While in the preferred embodiment of the invention shown in the figures a receptacle having two double sided positions has been shown, it is apparent that a receptacle having positions for a greater or lesser number of boards may be provided utilizing the teaching of this invention. Similarly, these teachings may be easily applied for use with single sided as well as double sided boards merely by eliminating a finger 18 and contact 34 from each slot 14. The receptacle may be modified for top insertion applications by merely closing side-wall opening for each slot 12. Other modifications in details would suggest themselves to those skilled in the art. Thus, while the invention has been particularly shown and described with reference to a preferred embodiment thereof, it will be understood by those skilled in the art that the foregoing and other changes in form and details may be made therein without departing from the spirit and scope of the invention.

Claims

What is claimed is:

1. A receptacle for a flat circuit bearing element having contact points along at least one edge thereof comprising:

a frame assembly having a slot therein which is adapted to receive the edge of said element having said contact points;

at least one contact mounted in said frame, said contact being angled toward said slot to a first point midway along its length and away from said slot for the remainder of its length, said first point being normally positioned relative to said slot so as to be adapted to apply a controlled pressure to an element position in the slot;

a slide positioned in said frame and normally biased to a first position, a cam shaft positioned between said slide and frame assembly; and

means for moving said slide to a second position in which it is applying pressure to a second point near the end of said contact to move said contact toward said slot, whereby the pressure applied by said first point to said element is increased.

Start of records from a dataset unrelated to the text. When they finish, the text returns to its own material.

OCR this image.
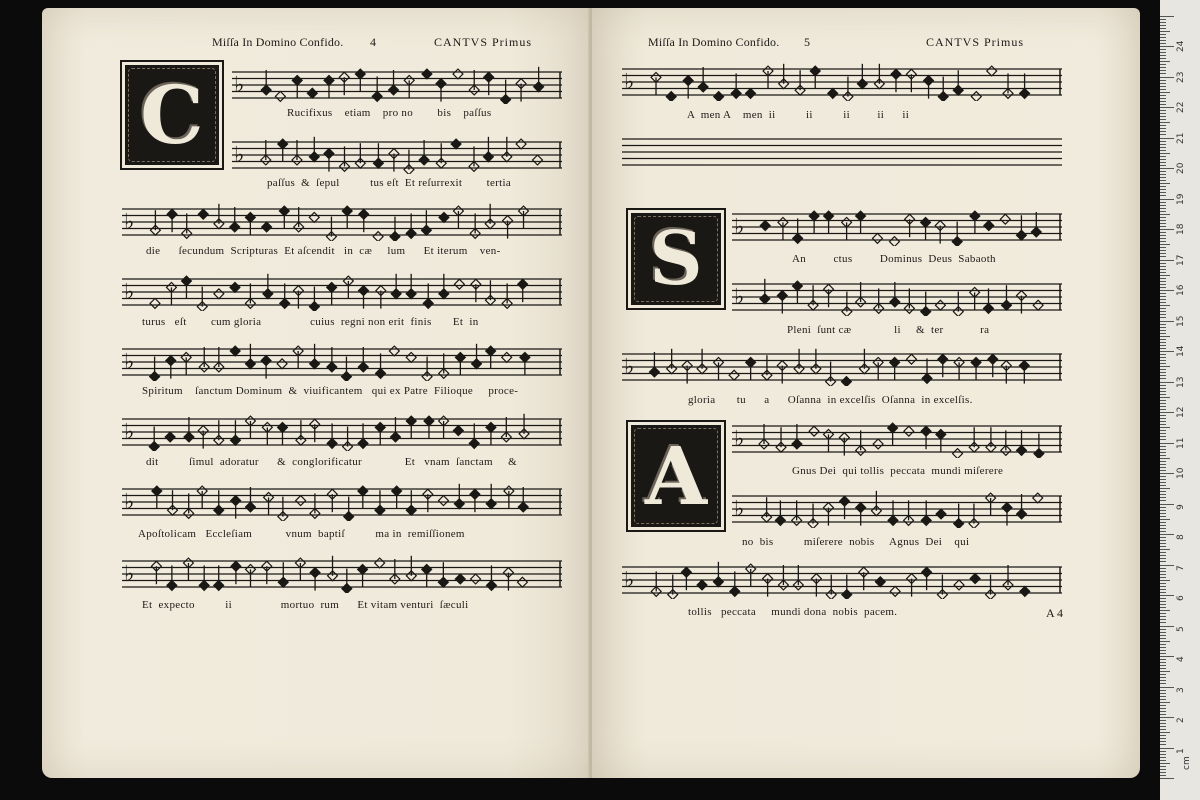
Miſſa In Domino Confido. 4	CANTVS Primus
C ♭
Rucifixus    etiam    pro no        bis    paſſus
♭
paſſus  &  ſepul          tus eſt  Et reſurrexit        tertia
♭
die      ſecundum  Scripturas  Et aſcendit   in  cæ     lum      Et iterum    ven-
♭
turus   eſt        cum gloria                cuius  regni non erit  finis       Et  in
♭
Spiritum    ſanctum Dominum  &  viuificantem   qui ex Patre  Filioque     proce-
♭
dit          ſimul  adoratur      &  conglorificatur              Et   vnam  ſanctam     &
♭
Apoſtolicam   Eccleſiam           vnum  baptiſ          ma in  remiſſionem
♭
Et  expecto          ii                mortuo  rum      Et vitam venturi  ſæculi
Miſſa In Domino Confido. 5	CANTVS Primus
♭
A  men A    men  ii          ii          ii         ii      ii
S ♭
An         ctus         Dominus  Deus  Sabaoth
♭
Pleni  ſunt cæ              li     &  ter            ra
♭
gloria       tu      a      Oſanna  in excelſis  Oſanna  in excelſis.
A ♭
Gnus Dei  qui tollis  peccata  mundi miſerere
♭
no  bis          miſerere  nobis     Agnus  Dei    qui
♭
tollis   peccata     mundi dona  nobis  pacem.	A 4
cm
24
23
22
21
20
19
18
17
16
15
14
13
12
11
10
9
8
7
6
5
4
3
2
1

2. A receptacle of the type described in 1 wherein said cam shaft is of a metallic material and said slide and frame assembly are of an insulating material.

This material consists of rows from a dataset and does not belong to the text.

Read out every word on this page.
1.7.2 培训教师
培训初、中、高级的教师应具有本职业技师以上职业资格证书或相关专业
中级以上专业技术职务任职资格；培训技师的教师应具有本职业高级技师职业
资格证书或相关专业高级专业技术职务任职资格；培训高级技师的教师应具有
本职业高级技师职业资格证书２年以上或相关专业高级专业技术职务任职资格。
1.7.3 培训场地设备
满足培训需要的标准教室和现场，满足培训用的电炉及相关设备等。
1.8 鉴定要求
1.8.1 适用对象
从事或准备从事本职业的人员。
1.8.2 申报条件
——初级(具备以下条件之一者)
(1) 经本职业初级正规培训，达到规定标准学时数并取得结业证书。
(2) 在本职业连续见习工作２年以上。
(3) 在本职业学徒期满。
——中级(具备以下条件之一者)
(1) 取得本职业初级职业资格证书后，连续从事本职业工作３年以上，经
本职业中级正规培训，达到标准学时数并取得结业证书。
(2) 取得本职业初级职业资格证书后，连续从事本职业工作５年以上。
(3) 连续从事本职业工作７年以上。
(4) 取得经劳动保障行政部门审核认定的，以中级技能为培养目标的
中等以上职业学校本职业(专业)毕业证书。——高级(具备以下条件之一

3. A receptacle for a flat circuit bearing element having contact points along a pair of opposite edges thereof comprising:

a frame assembly having a slot therein which is adapted to receive said edges of said element having said contact points;

at least one pair of oppositely positioned contacts mounted in said frame, each of said contacts being angled toward said slot to a first point midway along its length and away from said slot for the remainder of its length, said first point being normally positioned relative to said slot so as to be adapted to apply a controlled pressure to said element in said slot

a slide positioned in said frame assembly and normally biased to a first position, said slide including a finger for each contact; and

means between said slide and said frame assembly for moving said slide including said fingers to a second position in which each of said fingers is applying pressure to a second point near the end of each of said contacts to move said each contact toward said slot, whereby the pressure applied by said first point to said element is increased.

4. A receptacle of the type described in claim 3 wherein said slide moving means is of metallic material and said frame assembly is of an insulating material.

5. A receptacle of the type described in claim 4 wherein said slide moving means is also disposed between said contacts.

6. A receptacle of the type described in claim 5 wherein said slide moving means is a cam shaft.